As discussed above, to make the range capable of focus detection wider, render the focal detection optical system smaller and achieve good enough focus detection precision, it is necessary to set up the focus detection optical system while setting proper magnification.
Referring here to size reductions by shared use of a re-imaging lens, it is when all range-finding points are covered with a pair of re-imaging lenses alone, as can be seen from a reference example of FIG. 20, that the highest efficient is obtained.
The focus detection optical system shown in FIG. 20 comprises, in order from a predetermine imaging plane I equivalent to the light receiving plane of an imaging device adapted to receive an image formed by a taking lens (not shown) toward a light receptor element array E, a field mask M placed near the predetermined imaging plane I and having a single aperture able to cover all range-finding points, a condenser lens L1 located near that, an aperture stop member S having a pair of apertures in the vertical and horizontal directions, a re-imaging lens member L2 having a pair of re-imaging lenses in the vertical, and the horizontal direction corresponding to the respective apertures, and a light receiving member E having a plurality of light receptor element arrays comprising light receptor elements in rows in the direction that the re-imaging lenses in pair form are lined up.
And, a pair of secondary object images formed by the re-imaging lenses are received so that there is a light intensity distribution obtained, corresponding to light beams coming from the respective pupils through any arbitrary focus detection area.
Then, a relative position relation between a pair of secondary object images received on the aforesaid light receptor element array is detected thereby detecting the focus position of the taking lens.
Such arrangement has a simplified construction; however, a wider range capable of focus, detection with a pair of re-imaging lenses alone would render it difficult to keep the flatness of the images, viz., field curvature in good enough shape. Of the sagittal (S) and meridional (M) image planes, it is thus necessary to tweak the field curvature of the meridional image plane in alignment with the direction of the light receptor element array.
Referring to how field curvature is in good enough shape, Patent Publication 4 teaches that one surface of the re-imaging lens is configured in an aspheric shape thereby correcting field curvature; however, processing into the aspheric shape is not easy, and any practical use of the aspheric surface is difficult, mainly because there is much difficulty in estimating aspheric parts.

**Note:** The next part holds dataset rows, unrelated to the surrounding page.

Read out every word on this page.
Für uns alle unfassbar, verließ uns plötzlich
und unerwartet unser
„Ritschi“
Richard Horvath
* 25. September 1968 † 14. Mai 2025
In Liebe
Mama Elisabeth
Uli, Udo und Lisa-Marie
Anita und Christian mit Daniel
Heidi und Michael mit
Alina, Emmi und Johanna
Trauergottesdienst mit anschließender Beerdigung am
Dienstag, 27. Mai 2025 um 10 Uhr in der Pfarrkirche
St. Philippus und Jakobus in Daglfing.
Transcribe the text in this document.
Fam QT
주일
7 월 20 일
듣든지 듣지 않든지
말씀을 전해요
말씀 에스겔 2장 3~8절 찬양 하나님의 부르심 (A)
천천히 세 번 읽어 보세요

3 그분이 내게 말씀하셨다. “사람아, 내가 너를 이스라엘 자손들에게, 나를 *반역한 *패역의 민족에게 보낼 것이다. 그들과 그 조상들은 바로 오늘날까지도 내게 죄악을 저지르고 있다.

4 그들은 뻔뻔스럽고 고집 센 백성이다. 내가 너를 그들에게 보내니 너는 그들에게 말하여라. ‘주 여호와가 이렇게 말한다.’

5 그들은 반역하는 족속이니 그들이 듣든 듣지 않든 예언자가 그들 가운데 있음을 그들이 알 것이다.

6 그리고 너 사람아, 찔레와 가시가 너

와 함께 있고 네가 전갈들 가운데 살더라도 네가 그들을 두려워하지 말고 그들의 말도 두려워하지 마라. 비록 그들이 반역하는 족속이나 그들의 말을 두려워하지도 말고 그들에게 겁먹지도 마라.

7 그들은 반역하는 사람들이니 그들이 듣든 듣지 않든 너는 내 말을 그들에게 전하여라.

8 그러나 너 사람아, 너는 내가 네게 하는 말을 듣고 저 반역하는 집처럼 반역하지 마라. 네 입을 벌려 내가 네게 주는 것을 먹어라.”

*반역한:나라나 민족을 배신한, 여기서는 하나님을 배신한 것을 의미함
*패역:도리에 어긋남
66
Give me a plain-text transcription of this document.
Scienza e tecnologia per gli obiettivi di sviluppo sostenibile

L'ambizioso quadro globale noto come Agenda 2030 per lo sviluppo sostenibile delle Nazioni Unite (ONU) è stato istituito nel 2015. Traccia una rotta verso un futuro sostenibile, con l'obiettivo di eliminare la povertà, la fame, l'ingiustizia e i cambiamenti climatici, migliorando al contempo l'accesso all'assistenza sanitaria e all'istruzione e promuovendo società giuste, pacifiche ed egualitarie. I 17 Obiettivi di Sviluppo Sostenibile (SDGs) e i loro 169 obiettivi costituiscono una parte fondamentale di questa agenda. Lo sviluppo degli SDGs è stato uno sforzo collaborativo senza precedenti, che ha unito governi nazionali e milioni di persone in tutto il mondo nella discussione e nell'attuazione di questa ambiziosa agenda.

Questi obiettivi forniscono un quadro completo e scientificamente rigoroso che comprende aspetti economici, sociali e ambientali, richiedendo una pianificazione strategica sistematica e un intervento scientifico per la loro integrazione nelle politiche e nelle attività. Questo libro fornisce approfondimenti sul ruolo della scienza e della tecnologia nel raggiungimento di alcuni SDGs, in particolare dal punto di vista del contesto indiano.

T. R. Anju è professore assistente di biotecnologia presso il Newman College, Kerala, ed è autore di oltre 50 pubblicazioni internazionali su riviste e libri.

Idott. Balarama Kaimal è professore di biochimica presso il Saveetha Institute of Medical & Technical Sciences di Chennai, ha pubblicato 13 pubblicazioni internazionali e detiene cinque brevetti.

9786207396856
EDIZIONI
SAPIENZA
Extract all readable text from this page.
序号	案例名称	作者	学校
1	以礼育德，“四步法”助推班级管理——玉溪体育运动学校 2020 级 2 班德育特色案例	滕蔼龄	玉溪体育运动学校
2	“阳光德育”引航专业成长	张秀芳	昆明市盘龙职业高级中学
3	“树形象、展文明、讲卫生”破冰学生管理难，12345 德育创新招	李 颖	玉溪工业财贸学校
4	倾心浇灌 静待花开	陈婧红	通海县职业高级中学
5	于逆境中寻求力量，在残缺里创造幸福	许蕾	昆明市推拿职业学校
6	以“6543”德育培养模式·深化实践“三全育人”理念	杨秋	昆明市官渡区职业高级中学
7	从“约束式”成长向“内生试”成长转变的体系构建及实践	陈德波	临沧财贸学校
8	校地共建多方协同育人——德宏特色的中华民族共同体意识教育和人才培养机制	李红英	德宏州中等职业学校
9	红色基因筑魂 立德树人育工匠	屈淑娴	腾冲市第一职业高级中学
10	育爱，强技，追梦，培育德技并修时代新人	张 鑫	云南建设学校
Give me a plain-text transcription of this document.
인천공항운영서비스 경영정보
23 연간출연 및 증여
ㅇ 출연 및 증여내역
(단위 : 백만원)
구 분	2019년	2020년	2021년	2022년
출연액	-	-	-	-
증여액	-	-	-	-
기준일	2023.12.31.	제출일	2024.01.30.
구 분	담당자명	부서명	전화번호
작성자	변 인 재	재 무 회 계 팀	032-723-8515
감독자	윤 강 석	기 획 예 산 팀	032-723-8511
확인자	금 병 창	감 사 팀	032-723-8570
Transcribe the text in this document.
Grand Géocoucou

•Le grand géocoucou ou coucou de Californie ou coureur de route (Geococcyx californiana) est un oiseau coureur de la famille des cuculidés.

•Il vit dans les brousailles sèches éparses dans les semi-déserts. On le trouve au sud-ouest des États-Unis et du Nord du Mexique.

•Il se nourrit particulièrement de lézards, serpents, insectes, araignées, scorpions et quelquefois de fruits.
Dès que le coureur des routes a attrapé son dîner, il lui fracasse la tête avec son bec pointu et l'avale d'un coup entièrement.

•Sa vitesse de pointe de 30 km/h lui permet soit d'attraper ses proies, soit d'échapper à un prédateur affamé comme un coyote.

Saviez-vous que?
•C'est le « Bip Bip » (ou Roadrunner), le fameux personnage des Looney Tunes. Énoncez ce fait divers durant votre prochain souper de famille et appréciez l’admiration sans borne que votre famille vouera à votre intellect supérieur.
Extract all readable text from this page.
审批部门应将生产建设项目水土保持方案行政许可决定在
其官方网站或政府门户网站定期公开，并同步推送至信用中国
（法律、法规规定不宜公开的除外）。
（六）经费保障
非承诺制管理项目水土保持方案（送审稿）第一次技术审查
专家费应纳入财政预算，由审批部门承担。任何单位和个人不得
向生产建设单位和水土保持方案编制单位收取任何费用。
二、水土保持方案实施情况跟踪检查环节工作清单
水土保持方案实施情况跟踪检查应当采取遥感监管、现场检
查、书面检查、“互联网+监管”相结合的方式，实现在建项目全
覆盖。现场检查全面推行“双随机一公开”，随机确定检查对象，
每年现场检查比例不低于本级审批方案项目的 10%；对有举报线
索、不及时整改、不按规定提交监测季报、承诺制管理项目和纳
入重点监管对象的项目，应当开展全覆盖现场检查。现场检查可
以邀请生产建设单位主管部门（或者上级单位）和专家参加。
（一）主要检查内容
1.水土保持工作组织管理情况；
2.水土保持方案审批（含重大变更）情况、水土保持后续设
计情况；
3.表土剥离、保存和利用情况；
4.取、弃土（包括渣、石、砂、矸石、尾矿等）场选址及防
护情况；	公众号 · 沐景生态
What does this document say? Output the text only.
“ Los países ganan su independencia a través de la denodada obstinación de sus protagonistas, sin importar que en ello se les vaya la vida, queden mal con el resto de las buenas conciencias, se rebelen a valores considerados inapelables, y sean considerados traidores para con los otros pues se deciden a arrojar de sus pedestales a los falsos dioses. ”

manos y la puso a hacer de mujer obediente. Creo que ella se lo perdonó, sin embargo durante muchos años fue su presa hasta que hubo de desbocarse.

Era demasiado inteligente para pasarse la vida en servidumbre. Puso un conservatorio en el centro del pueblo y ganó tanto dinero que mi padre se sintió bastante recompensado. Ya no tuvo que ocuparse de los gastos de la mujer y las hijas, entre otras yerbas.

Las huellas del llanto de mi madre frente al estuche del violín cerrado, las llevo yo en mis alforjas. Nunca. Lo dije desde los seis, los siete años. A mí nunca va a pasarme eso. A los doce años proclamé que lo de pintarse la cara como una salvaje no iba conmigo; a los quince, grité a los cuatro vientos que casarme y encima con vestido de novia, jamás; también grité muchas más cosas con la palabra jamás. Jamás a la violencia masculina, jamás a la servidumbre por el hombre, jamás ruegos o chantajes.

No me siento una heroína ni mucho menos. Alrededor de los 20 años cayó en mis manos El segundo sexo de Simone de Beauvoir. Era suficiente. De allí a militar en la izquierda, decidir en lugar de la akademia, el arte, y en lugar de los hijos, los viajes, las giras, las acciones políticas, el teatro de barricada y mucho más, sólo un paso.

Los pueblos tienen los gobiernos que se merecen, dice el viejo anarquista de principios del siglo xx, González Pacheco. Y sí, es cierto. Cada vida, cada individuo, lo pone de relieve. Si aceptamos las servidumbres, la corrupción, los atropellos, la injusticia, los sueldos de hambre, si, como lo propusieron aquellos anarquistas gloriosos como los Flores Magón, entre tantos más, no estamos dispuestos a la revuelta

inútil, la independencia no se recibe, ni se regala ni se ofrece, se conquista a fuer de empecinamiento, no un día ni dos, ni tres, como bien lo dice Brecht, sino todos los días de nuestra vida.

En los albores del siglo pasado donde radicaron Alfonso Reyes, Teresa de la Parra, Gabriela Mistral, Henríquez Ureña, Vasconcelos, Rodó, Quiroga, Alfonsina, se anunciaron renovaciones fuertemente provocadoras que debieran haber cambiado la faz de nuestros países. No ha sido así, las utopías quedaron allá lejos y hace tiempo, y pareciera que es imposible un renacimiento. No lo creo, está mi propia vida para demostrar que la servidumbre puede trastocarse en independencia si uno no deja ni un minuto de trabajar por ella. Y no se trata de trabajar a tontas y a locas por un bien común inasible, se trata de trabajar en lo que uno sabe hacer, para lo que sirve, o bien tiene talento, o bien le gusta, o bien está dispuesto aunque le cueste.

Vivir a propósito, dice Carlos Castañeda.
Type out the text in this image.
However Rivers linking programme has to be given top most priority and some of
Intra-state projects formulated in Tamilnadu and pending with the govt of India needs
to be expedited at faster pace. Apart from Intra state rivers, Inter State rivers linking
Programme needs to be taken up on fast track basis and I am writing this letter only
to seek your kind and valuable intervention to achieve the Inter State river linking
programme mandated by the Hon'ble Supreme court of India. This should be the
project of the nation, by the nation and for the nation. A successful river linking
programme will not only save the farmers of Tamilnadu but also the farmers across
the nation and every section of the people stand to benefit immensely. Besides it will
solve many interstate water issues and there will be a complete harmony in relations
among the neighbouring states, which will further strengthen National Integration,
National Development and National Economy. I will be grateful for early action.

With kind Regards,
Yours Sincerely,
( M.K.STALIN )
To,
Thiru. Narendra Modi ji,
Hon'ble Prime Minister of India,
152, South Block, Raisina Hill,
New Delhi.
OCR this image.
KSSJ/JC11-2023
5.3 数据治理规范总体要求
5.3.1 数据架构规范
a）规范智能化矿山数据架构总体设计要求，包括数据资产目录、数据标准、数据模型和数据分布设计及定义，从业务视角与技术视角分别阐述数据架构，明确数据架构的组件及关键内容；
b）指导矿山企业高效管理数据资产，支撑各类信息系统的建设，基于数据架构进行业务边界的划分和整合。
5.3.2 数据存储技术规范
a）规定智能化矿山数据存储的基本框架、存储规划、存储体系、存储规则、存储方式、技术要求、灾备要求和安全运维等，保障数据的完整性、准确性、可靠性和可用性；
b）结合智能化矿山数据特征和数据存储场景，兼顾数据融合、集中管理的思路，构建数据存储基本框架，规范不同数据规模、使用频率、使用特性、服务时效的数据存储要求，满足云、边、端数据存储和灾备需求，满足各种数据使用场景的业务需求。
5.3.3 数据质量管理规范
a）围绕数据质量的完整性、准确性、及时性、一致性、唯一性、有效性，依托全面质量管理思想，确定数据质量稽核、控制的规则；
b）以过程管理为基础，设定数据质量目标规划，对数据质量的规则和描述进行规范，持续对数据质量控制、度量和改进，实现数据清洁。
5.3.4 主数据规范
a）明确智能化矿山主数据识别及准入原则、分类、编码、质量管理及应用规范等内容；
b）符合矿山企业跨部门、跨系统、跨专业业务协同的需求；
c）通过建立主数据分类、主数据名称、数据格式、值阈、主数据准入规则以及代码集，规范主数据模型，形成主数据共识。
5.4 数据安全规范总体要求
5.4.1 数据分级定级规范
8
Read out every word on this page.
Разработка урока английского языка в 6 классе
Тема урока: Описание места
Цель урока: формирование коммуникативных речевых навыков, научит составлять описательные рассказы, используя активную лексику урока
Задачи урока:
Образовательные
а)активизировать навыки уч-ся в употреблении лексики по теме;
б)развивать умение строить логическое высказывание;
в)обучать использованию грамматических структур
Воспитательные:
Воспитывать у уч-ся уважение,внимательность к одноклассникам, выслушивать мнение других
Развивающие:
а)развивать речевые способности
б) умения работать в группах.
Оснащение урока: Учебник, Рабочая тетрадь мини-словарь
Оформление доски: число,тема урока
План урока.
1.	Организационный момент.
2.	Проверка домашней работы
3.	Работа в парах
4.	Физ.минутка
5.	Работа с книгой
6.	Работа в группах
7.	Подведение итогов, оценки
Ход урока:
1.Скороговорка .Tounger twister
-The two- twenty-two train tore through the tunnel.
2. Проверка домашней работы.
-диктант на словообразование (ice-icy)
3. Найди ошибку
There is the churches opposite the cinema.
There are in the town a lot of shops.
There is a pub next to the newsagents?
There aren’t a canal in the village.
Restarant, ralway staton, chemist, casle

Patent Publication 3 teaches that the quantities of decentration of the entrance- and exit-side surfaces of the re-imaging lens are varied. This might work favorably for correction of field curvature, but works against decreasing the magnification (absolute value) of the focus detection optical system and achieving size reductions, because the quantity of decentration of the aperture stop and the quantity of decentration of the entrance-side surface of the re-imaging lens have the same sign whereas the quantity of decentration of the exit-side surface of the re-imaging lens has the opposite sign, rendering it difficult to make sure the refracting power of the exit-side surface. In short, as the radius of curvature of the exit-side surface of the re-imaging lens grows small, the lens is less and less likely to be in shape.
Patent Publication 2 teaches a focus detection optical system wherein the auxiliary lens is added to just before the re-imaging lens so that there are a total of two lenses involved: this might go in favor of correction of field curvature. However, more lenses are needed for the re-imaging lens, resulting in increased parts costs. Further, the main refracting power is shared by only the exit-side surface of the re-imaging lens; this works against decreasing the magnification (absolute value) and size reductions.
The invention has for its object to provide an imaging apparatus equipped with a focus detection optical system that has a simplified construction capable of covering a wide focus detection area without using more components.